Ernährungsarmut bei Kindern: Kita- und Schulverpflegung als mögliche Hilfe

Jedes fünfte Kind in Deutschland unter 18 Jahren ist von Armut betroffen.

Das kann zur Folge haben, dass diese Kinder ohne Frühstück aus dem Haus gehen und Geld für frisches Obst und Gemüse fehlt. Dadurch können ihnen Nährstoffe für eine gesunde Entwicklung und die Energie zum Lernen fehlen.

Ernährungsarmut bezeichnet hierzulande nicht nur die kalorische Unterernährung, sondern viel häufiger, dass sich Menschen kein gesundheitsförderndes Essen leisten können. Statt Gemüse, Obst, Hülsenfrüchten und Vollkorngetreideprodukten stehen hauptsächlich preiswertere, nährstoffarme Lebensmittel wie Weißbrot, Fleisch- und Wurstwaren oder Fertiggerichte auf dem Speiseplan. Diese liefern oft viel Zucker und Fett, sodass es einerseits zu einer Mangelernährung hinsichtlich Vitaminen und Mineralstoffen, andererseits aber zu Übergewicht oder sogar Adipositas kommen kann.

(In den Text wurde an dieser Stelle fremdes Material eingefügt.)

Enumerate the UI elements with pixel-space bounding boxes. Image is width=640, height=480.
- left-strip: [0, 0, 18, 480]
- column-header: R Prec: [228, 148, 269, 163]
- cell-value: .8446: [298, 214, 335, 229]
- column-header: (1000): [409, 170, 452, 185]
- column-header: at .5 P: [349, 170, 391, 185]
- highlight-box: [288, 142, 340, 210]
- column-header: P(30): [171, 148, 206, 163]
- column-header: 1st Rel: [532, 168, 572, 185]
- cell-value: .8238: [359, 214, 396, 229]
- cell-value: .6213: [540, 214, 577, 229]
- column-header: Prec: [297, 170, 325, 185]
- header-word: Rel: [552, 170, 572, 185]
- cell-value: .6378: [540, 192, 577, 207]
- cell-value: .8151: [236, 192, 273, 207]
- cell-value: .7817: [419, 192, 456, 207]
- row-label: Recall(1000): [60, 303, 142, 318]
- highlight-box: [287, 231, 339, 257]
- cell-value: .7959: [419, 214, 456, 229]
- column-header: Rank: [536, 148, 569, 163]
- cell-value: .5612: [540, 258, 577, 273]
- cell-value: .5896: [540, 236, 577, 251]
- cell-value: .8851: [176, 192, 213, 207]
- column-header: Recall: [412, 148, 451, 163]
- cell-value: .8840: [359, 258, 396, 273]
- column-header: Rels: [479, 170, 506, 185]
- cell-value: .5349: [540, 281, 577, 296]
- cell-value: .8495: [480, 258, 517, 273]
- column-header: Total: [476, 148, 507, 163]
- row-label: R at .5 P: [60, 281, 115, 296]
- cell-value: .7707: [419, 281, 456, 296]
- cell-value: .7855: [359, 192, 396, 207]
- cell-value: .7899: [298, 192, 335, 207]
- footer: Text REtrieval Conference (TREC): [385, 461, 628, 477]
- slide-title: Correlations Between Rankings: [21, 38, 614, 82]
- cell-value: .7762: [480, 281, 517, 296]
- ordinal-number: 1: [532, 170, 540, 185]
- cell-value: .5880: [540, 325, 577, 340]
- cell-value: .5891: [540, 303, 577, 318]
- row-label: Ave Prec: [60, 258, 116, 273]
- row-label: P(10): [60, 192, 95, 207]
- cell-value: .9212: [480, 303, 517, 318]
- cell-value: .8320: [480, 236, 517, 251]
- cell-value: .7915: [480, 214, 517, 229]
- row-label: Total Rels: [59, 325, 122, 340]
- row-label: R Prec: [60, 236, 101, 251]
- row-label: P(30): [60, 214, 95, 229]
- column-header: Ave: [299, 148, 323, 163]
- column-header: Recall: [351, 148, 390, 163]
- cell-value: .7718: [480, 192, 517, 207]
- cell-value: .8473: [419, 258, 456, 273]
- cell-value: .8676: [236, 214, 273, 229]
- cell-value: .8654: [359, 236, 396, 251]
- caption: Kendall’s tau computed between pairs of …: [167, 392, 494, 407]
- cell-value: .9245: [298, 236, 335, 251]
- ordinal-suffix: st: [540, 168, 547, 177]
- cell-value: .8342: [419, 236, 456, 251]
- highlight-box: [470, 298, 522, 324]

Forschungen zur materiellen Ernährungsarmut belegen, dass Kinder, die zu wenig Mikronährstoffe erhalten, kleiner sind als ausgewogen ernährte Kinder. Das kann sich auf die Entwicklung des Gehirns und damit auf das Sprechen und Lesen sowie die Motorik auswirken.  Forschende betonen daher die Bedeutung der Ernährung in den ersten 7.000 Tagen des Heranwachsens. Die ehemalige Präsidentin der Deutschen Gesellschaft für Ernährung Prof. Ulrike Arens-Azevêdo dazu: „Eine nicht ausreichende quantitative und qualitative Ernährung in dieser Zeit führt zu einer verminderten Immunabwehr, reduzierter Aufmerksamkeit und geringeren Lernerfolgen sowie weniger körperlicher Aktivität.“ Dadurch steige auch das Risiko für ernährungsmitbedingte Krankheiten in späteren Jahren.

Zahlreiche Studien belegen, dass Kinder armer Familien häufiger deutlich zu viel wiegen und daher ein höheres Risiko für Bluthochdruck und Störungen des Fett- und Zuckerstoffwechsels haben. Das kann im Erwachsenenalter zu Diabetes Mellitus Typ 2 oder Herz- Kreislauf-Erkrankungen führen. Dazu kommen im schlimmsten Fall Diskriminierung, Mobbing und Stigmatisierung, wodurch psychische Erkrankungen wie Depressionen entstehen können.

Eine wichtige Rolle kann hier die Kita- und Schulverpflegung spielen. Etwa 78 Prozent der 3,4 Millionen Kinder, die eine Kita besuchen, essen auch dort zu Mittag. 19.000 Ganztagsschulen in Deutschland bieten ein Mittagessen an. Eine gesundheitsfördernde Kita- und Schulverpflegung kann bis zu 25 Prozent des täglichen Energiebedarfs und bis zu 70 Prozent des Nährstoffbedarfs von Kindern und Jugendlichen decken. Die Gemeinschaftsverpflegung erreicht zudem alle gesellschaftlichen Schichten und trägt zu einer geleichberechtigten Teilhabe bei. Das Nationale Qualitätszentrum für Ernährung in Kita und Schule (NQZ) im Bundeszentrum für Ernährung betont, dass eine nachhaltige und gesundheitsförderliche Kita- und Schulverpflegung nicht nur dazu beitrage, dass Kinder gesund aufwachsen, sondern auch einen nachhaltigen Lebensstil entwickeln können.

Der Wissenschaftliche Beirat für Agrarpolitik, Ernährung und gesundheitlichen Verbraucherschutz (WBAE) hat in seiner Stellungnahme „Ernährungsarmut unter Pandemiebedingungen“ beschrieben, wie sich während des Corona-Lockdowns und der Kita- und Schulschließungen das Risiko für Ernährungsarmut erhöht hat, weil ein wesentlicher Teil gesundheitsförderlicher Ernährung wegfiel. Daher empfiehlt er die „schrittweise und evidenzbasierte Einführung einer beitragsfreien Kita- und Schulverpflegung, die den DGE-Qualitätsstandards entspricht“. Eine ähnliche Empfehlung spricht auch der Bürgerrat „Ernährung im Wandel“ für die Ernährungspolitik aus und auch die Ernährungsstrategie der Bundesregierung „Gutes Essen für Deutschland“ legt einen Schwerpunkt auf die Verbesserung der Gemeinschaftsverpflegung.